A common term used by the subset of Christians who push this is "comfort". They don't want kids who question things, whereas anything that resembles science is a form of argument. Science is not the truth, it is how we work out what the truth might be.
Kids vary hugely in their ability to "do science", and of course many will end up working in a shop or driving a minicab.
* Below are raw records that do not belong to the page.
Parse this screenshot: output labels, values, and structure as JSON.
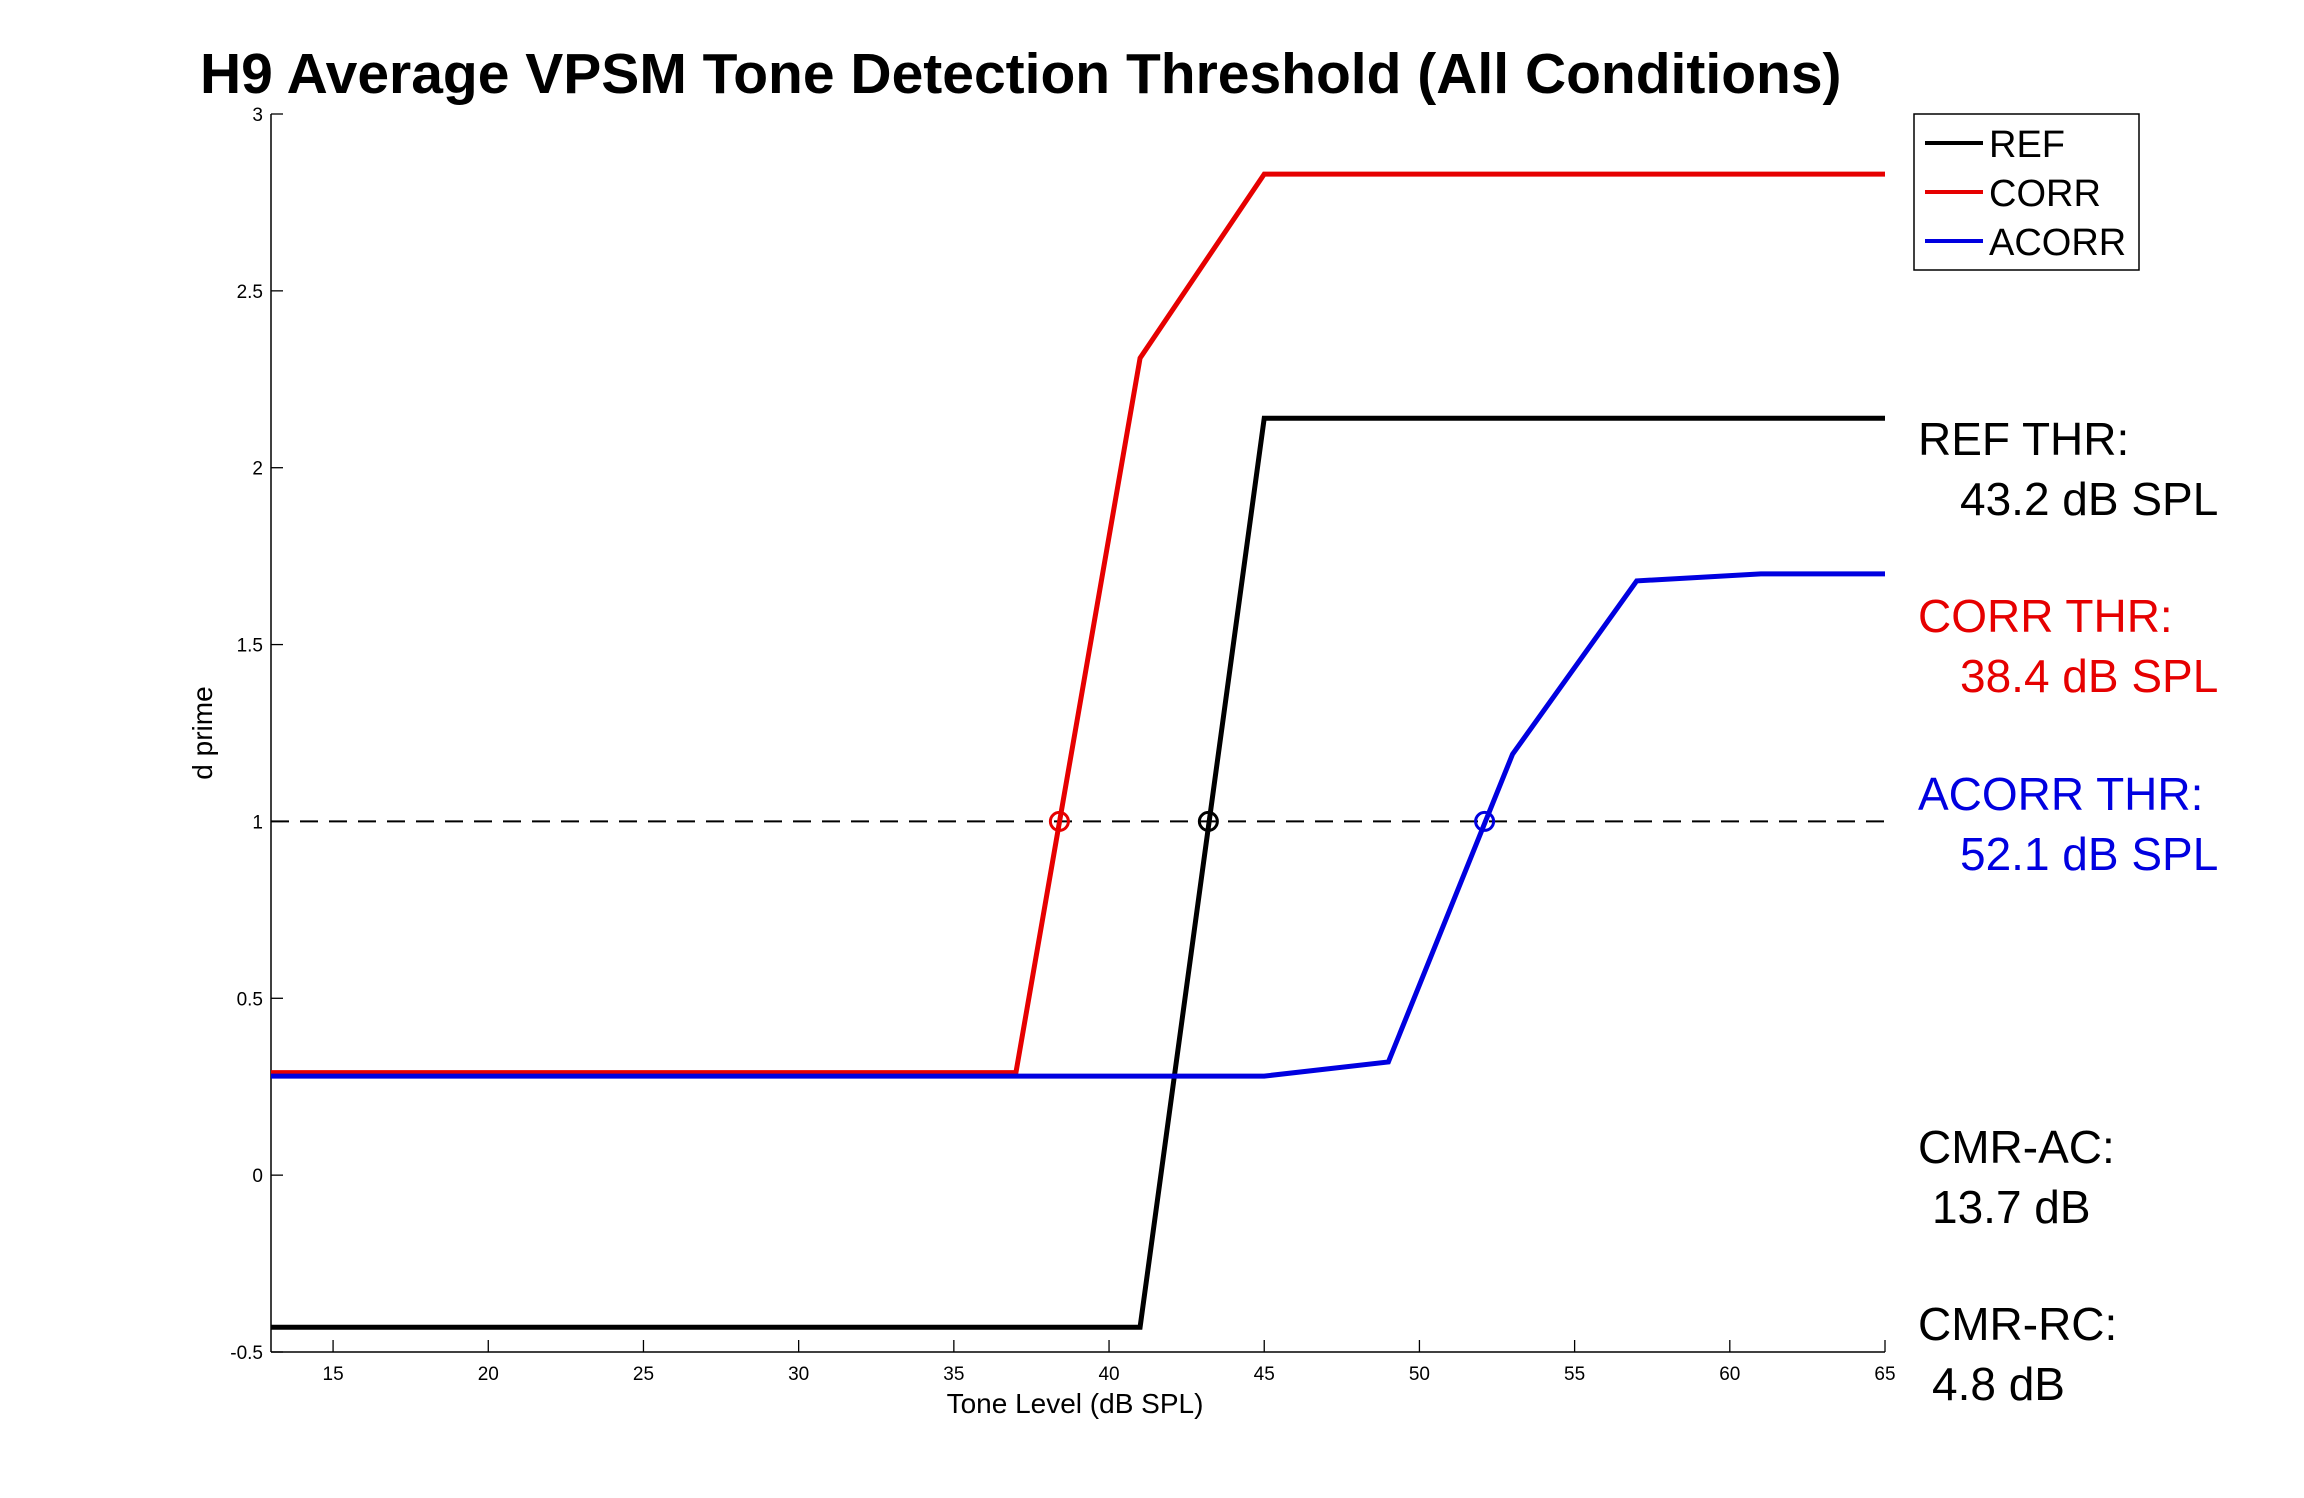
{
  "chart_data": {
    "type": "line",
    "title": "H9 Average VPSM Tone Detection Threshold (All Conditions)",
    "xlabel": "Tone Level (dB SPL)",
    "ylabel": "d prime",
    "xlim": [
      13,
      65
    ],
    "ylim": [
      -0.5,
      3
    ],
    "xticks": [
      "15",
      "20",
      "25",
      "30",
      "35",
      "40",
      "45",
      "50",
      "55",
      "60",
      "65"
    ],
    "yticks": [
      "-0.5",
      "0",
      "0.5",
      "1",
      "1.5",
      "2",
      "2.5",
      "3"
    ],
    "grid": false,
    "legend_position": "top-right",
    "reference_line": {
      "y": 1,
      "style": "dashed",
      "color": "#000000"
    },
    "series": [
      {
        "name": "REF",
        "color": "#000000",
        "x": [
          13,
          41,
          45,
          65
        ],
        "y": [
          -0.43,
          -0.43,
          2.14,
          2.14
        ],
        "threshold": {
          "x": 43.2,
          "y": 1
        }
      },
      {
        "name": "CORR",
        "color": "#e60000",
        "x": [
          13,
          37,
          41,
          45,
          65
        ],
        "y": [
          0.29,
          0.29,
          2.31,
          2.83,
          2.83
        ],
        "threshold": {
          "x": 38.4,
          "y": 1
        }
      },
      {
        "name": "ACORR",
        "color": "#0000e0",
        "x": [
          13,
          45,
          49,
          53,
          57,
          61,
          65
        ],
        "y": [
          0.28,
          0.28,
          0.32,
          1.19,
          1.68,
          1.7,
          1.7
        ],
        "threshold": {
          "x": 52.1,
          "y": 1
        }
      }
    ],
    "annotations": [
      {
        "line1": "REF THR:",
        "line2": "43.2 dB SPL",
        "color": "#000000"
      },
      {
        "line1": "CORR THR:",
        "line2": "38.4 dB SPL",
        "color": "#e60000"
      },
      {
        "line1": "ACORR THR:",
        "line2": "52.1 dB SPL",
        "color": "#0000e0"
      },
      {
        "line1": "CMR-AC:",
        "line2": "13.7 dB",
        "color": "#000000"
      },
      {
        "line1": "CMR-RC:",
        "line2": "4.8 dB",
        "color": "#000000"
      }
    ]
  }
}
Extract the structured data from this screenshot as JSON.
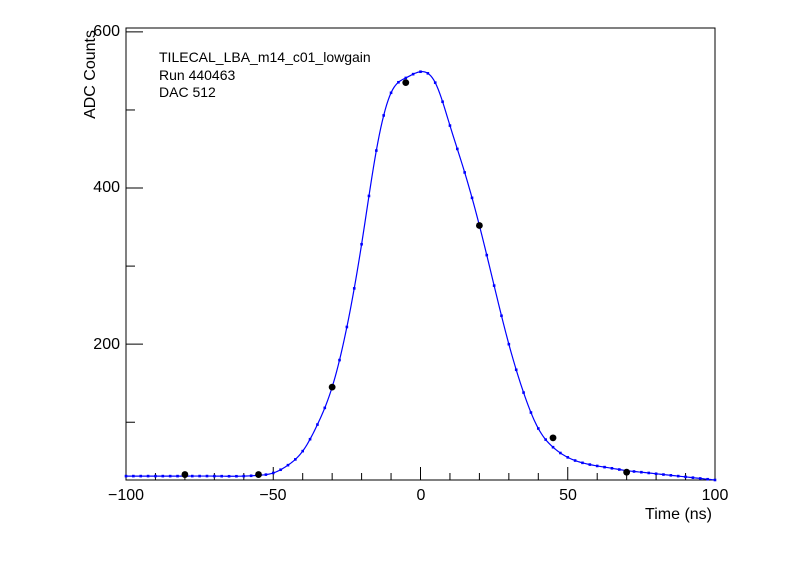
{
  "chart_data": {
    "type": "scatter",
    "annotations": [
      "TILECAL_LBA_m14_c01_lowgain",
      "Run 440463",
      "DAC 512"
    ],
    "xlabel": "Time (ns)",
    "ylabel": "ADC Counts",
    "xlim": [
      -100,
      100
    ],
    "ylim": [
      26,
      605
    ],
    "x_ticks": [
      -100,
      -50,
      0,
      50,
      100
    ],
    "x_tick_labels": [
      "−100",
      "−50",
      "0",
      "50",
      "100"
    ],
    "y_ticks": [
      200,
      400,
      600
    ],
    "y_tick_labels": [
      "200",
      "400",
      "600"
    ],
    "grid": false,
    "legend": "none",
    "series": [
      {
        "kind": "samples",
        "color": "#000000",
        "x": [
          -80,
          -55,
          -30,
          -5,
          20,
          45,
          70
        ],
        "y": [
          33,
          33,
          145,
          535,
          352,
          80,
          36
        ]
      },
      {
        "kind": "fit-curve",
        "color": "#0000ff",
        "x": [
          -100,
          -90,
          -80,
          -70,
          -60,
          -55,
          -50,
          -45,
          -40,
          -35,
          -30,
          -25,
          -20,
          -15,
          -10,
          -5,
          0,
          5,
          10,
          15,
          20,
          25,
          30,
          35,
          40,
          45,
          50,
          55,
          60,
          65,
          70,
          75,
          80,
          85,
          90,
          95,
          100
        ],
        "y": [
          31,
          31,
          31,
          31,
          31,
          32,
          35,
          45,
          63,
          97,
          145,
          222,
          328,
          448,
          522,
          541,
          549,
          535,
          480,
          420,
          352,
          275,
          200,
          138,
          92,
          68,
          55,
          48,
          44,
          41,
          38,
          36,
          34,
          32,
          30,
          28,
          26
        ]
      }
    ]
  }
}
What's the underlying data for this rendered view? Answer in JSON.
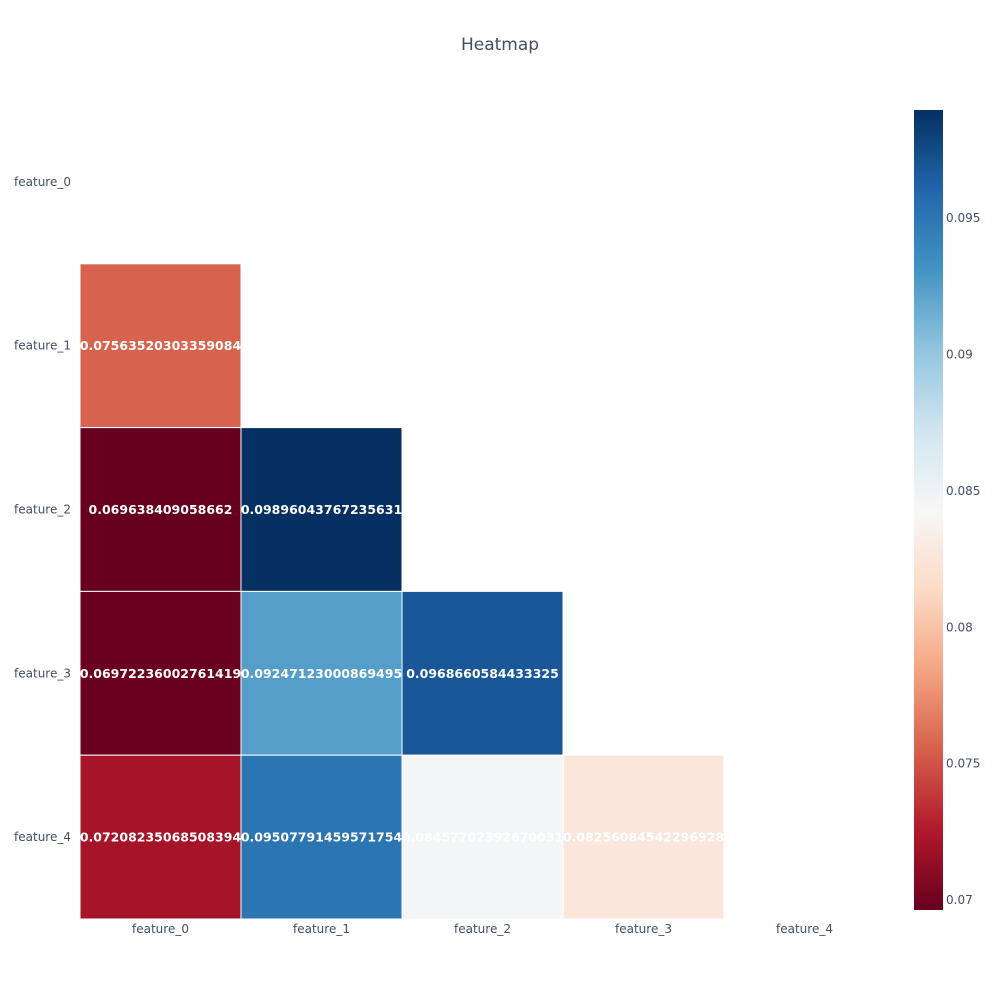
{
  "chart_data": {
    "type": "heatmap",
    "title": "Heatmap",
    "x_categories": [
      "feature_0",
      "feature_1",
      "feature_2",
      "feature_3",
      "feature_4"
    ],
    "y_categories": [
      "feature_0",
      "feature_1",
      "feature_2",
      "feature_3",
      "feature_4"
    ],
    "values": [
      [
        null,
        null,
        null,
        null,
        null
      ],
      [
        0.07563520303359084,
        null,
        null,
        null,
        null
      ],
      [
        0.069638409058662,
        0.09896043767235631,
        null,
        null,
        null
      ],
      [
        0.06972236002761419,
        0.09247123000869495,
        0.0968660584433325,
        null,
        null
      ],
      [
        0.07208235068508394,
        0.09507791459571754,
        0.08457702392670031,
        0.08256084542296928,
        null
      ]
    ],
    "value_labels": [
      [
        null,
        null,
        null,
        null,
        null
      ],
      [
        "0.07563520303359084",
        null,
        null,
        null,
        null
      ],
      [
        "0.069638409058662",
        "0.09896043767235631",
        null,
        null,
        null
      ],
      [
        "0.06972236002761419",
        "0.09247123000869495",
        "0.0968660584433325",
        null,
        null
      ],
      [
        "0.07208235068508394",
        "0.09507791459571754",
        "0.08457702392670031",
        "0.08256084542296928",
        null
      ]
    ],
    "colorscale": "RdBu",
    "zmin": 0.069638409058662,
    "zmax": 0.09896043767235631,
    "colorbar": {
      "ticks": [
        0.07,
        0.075,
        0.08,
        0.085,
        0.09,
        0.095
      ],
      "tick_labels": [
        "0.07",
        "0.075",
        "0.08",
        "0.085",
        "0.09",
        "0.095"
      ]
    },
    "grid": false,
    "legend": "colorbar-right"
  }
}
For far less than 1% of the population does the shape of the Earth matter, let alone competing ideas about the interpretation of the fossil record.
The "legacy" of science teaching for these kids as adults should be the ability to think about evidence, as well as some "life skills" . To me the ability to change your mind in the face of such evidence is as much a life skill as learning to change a plug.
That's part of the problem I have with "applied science". It cannot help but be a list of facts, which is bad enough ,but those facts will go out of date quickly, leaving them with no ability to learn new things as they come along.
Also the set of "useful" scientific skills is simply not predictable.
During the birth of DS1, after the equipment had gone wrong for the dozenth time, my self control collapsed, and I snatched the foetal monitoring gear out of the hands of the midwife. The connection wires had come out, and she'd never learned how to deal with this, whereas I'd learned that before she was born. That does not make her a witless incompetent, nor me a master of medical technology. She'd left school (I guess) more than a dozen years earlier, and no one could have predicted that being useful.
Personally I would ban the teaching of computers in schools tomorrow. This is the most extreme of the bogus "applied" subjects.